ASSOCIATION OF NON-PROFIT CLUBS, INC. (ANPC) vs. BIR

GR No. 228539 dated June 26, 2019

FACTS: 

The Bureau of Internal Revenue (BIR) issued RMC No. 35-2012 which provides- 

  • income of recreational clubs from whatever source, including but not limited to membership fees, assessment dues, rental income, and service fees are subject to income tax.
  • the gross receipts of recreational clubs including but not limited to membership fees, assessment dues, rental income, and service fees are subject to VAT. 

Petitioners filed a petition for declaratory relief before the RTC seeking to declare RMC No. 35-2012 invalid, unjust, oppressive, confiscatory, and in violation of the due process clause of the Constitution.  ANPC argued that in issuing RMC No. 35-2012, the BIR acted beyond its rule-making authority in interpreting that payments of membership fees, assessment dues, and service fees are considered as income subject to income tax, as well as a sale of service that is subject to VAT, 

The RTC denied the petition for declaratory relief[24] and upheld the validity and constitutionality of RMC No. 35-2012.

ISSUE:

Whether all income generated from whatever source, including membership fees, assessment dues, rental income, and service fees. (a) all income generated from whatever source shall be liable for income tax and (b) gross receipts subject to VAT.

HELD:

NO. The Court DECLARES that membership fees, assessment dues, and fees of similar nature collected by clubs which are organized and operated exclusively for pleasure, recreation, and other nonprofit purposes do not constitute as: (a) “the income of recreational clubs from whatever source” that are “subject to income tax”; and (b) part of the “gross receipts of recreational clubs” that are “subject to [Value Added Tax].”

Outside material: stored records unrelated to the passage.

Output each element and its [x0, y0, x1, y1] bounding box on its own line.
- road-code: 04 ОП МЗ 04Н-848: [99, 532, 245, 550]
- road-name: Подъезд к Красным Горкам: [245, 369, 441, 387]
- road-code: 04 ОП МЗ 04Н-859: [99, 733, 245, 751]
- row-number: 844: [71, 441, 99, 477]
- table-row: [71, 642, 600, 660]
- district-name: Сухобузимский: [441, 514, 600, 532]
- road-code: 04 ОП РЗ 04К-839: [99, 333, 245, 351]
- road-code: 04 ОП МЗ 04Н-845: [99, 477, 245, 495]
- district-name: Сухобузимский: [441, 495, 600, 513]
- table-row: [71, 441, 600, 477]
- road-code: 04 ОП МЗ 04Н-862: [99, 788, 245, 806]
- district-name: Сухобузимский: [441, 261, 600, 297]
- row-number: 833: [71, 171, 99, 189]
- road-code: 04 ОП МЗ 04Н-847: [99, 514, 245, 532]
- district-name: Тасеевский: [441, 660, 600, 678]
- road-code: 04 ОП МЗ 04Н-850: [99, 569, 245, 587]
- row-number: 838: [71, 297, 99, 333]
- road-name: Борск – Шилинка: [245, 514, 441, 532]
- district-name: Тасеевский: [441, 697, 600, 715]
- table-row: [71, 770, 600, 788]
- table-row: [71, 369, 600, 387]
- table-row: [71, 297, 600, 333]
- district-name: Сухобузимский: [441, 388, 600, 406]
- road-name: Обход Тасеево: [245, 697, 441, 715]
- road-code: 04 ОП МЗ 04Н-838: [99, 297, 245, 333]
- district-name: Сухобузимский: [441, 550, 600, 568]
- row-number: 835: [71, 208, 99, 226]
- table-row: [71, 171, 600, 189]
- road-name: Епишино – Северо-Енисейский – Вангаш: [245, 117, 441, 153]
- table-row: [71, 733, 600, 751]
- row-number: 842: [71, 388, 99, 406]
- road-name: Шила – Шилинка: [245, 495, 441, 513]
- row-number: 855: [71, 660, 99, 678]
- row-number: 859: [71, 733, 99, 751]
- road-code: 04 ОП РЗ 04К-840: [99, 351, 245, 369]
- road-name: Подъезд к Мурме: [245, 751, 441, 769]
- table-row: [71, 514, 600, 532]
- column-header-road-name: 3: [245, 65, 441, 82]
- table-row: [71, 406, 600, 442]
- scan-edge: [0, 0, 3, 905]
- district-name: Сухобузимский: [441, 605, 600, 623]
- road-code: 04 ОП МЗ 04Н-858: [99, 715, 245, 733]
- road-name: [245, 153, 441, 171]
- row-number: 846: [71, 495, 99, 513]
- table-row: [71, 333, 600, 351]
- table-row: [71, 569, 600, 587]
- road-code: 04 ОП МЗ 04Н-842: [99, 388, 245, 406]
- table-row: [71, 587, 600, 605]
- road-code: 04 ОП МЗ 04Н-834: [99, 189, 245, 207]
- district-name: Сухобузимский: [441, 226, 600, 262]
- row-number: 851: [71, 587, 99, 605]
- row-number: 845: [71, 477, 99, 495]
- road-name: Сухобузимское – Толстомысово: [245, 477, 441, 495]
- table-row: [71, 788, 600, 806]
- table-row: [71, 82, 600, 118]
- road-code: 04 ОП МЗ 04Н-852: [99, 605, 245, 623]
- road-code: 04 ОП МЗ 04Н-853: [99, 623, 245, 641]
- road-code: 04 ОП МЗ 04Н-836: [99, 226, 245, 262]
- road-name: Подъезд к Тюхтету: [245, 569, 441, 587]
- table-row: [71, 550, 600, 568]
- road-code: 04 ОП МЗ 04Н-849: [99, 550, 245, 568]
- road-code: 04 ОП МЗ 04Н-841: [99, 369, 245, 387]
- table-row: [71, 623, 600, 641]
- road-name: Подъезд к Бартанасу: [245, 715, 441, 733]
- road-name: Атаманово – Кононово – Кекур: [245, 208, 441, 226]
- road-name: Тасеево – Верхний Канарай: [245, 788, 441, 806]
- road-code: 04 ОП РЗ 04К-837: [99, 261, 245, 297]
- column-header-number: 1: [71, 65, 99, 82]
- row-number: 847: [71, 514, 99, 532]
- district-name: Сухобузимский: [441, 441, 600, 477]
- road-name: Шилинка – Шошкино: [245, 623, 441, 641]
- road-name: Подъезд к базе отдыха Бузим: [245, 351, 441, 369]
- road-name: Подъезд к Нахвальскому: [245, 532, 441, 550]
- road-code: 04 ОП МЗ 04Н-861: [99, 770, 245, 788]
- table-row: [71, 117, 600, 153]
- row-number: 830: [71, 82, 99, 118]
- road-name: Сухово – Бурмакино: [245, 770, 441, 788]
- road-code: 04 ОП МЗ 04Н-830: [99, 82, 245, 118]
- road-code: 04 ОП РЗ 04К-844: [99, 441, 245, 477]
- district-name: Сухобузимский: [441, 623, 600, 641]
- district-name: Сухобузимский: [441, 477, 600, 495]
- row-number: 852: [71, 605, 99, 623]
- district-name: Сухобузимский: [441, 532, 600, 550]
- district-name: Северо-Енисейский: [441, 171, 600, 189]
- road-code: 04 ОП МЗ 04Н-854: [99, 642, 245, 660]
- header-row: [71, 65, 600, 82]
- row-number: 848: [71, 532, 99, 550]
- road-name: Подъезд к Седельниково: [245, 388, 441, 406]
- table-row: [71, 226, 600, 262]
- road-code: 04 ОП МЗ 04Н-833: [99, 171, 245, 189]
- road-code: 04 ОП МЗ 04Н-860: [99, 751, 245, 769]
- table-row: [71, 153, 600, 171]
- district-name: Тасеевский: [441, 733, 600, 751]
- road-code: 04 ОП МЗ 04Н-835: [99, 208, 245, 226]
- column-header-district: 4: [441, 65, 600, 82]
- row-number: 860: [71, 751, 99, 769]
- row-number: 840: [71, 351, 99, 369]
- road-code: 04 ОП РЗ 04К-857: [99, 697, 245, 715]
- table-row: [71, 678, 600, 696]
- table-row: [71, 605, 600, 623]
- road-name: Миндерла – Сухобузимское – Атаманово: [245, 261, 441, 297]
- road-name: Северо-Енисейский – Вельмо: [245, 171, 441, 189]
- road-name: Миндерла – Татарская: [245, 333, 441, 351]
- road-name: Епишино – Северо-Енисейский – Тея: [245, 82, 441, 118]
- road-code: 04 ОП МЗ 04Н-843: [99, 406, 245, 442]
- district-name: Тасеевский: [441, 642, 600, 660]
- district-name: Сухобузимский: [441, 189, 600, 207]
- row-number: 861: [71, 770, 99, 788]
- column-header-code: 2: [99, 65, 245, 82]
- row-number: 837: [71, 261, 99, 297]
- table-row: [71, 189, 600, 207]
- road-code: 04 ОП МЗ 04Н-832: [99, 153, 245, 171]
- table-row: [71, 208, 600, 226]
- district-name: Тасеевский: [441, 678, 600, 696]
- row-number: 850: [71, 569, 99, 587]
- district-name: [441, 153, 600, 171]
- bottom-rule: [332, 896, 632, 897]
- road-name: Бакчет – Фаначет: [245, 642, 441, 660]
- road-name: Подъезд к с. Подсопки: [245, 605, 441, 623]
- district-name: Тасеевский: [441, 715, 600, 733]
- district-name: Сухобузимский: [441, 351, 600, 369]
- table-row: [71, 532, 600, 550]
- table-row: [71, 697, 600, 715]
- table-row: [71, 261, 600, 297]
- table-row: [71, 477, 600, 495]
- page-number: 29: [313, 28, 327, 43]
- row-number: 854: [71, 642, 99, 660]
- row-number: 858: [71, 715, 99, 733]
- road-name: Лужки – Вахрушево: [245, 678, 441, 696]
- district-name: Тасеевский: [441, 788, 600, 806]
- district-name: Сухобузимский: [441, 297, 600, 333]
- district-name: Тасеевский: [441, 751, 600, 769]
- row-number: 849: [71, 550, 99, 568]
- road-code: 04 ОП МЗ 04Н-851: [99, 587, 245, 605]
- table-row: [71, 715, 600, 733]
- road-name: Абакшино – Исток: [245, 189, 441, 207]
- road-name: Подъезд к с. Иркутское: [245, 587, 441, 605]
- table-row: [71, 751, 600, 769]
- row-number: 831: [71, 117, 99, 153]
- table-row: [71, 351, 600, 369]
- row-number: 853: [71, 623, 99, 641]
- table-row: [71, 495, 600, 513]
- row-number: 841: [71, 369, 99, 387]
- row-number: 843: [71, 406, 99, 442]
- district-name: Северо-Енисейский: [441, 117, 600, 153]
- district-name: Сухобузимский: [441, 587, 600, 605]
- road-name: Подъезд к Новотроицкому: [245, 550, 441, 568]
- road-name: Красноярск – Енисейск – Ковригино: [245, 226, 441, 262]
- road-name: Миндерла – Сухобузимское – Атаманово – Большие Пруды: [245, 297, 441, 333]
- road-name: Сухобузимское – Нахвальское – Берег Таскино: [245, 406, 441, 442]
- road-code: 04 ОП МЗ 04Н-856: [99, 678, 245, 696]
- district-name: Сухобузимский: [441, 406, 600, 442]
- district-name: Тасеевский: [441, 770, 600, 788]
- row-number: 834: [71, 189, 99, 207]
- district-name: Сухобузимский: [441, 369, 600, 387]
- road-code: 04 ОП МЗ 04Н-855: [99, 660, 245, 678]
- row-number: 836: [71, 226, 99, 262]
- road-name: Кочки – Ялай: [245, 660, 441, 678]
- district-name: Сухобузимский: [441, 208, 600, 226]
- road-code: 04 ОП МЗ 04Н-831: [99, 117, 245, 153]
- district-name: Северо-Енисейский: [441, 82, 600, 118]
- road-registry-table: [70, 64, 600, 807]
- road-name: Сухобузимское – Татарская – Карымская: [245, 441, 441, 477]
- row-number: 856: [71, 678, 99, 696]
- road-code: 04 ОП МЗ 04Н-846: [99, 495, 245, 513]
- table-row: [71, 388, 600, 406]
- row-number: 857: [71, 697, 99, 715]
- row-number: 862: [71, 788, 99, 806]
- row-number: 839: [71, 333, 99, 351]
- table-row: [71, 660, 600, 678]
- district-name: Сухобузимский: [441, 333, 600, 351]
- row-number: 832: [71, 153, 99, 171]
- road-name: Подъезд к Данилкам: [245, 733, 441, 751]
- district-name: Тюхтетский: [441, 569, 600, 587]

RMC No. 35-2012 erroneously foisted a sweeping interpretation that membership fees and assessment dues are sources of income of recreational clubs from which income tax liability may accrue,

The distinction between “capital” and “income” is well-settled in our jurisprudence. As held in the early case of Madrigal v. Rafferty, “capital” has been delineated as a “fund” or “wealth,” as opposed to “income” being “the flow of services rendered by capital” or the “service of wealth”. Income as contrasted with capital or property is to be the test. The essential difference between capital and income is that capital is a fund; income is a flow. Capital is wealth, while income is the service of wealth.

Case law provides that in order to constitute “income,” there must be realized “gain.” Clearly, because of the nature of membership fees and assessment dues as funds inherently dedicated for the maintenance, preservation, and upkeep of the clubs’ general operations and facilities, nothing is to be gained from their collection. Further, given these recreational clubs’ non-profit nature, membership fees and assessment dues cannot be considered as funds that would represent these clubs’ interest or profit from any investment. In fact, these fees are paid by the clubs’ members without any expectation of any yield or gain (unlike in stock subscriptions), but only for the above-stated purposes and in order to retain their membership therein.

In fine, for as long as these membership fees, assessment dues, and the like are treated as collections by recreational clubs from their members as an inherent consequence of their membership, and are, by nature, intended for the maintenance, preservation, and upkeep of the clubs’ general operations and facilities, then these fees cannot be classified as “the income of recreational clubs from whatever source” that are “subject to income tax.” Instead, they only form part of capital from which no income tax may be collected or imposed.

It is a well-enshrined principle in our jurisdiction that the State cannot impose a tax on capital as it constitutes an unconstitutional confiscation of property.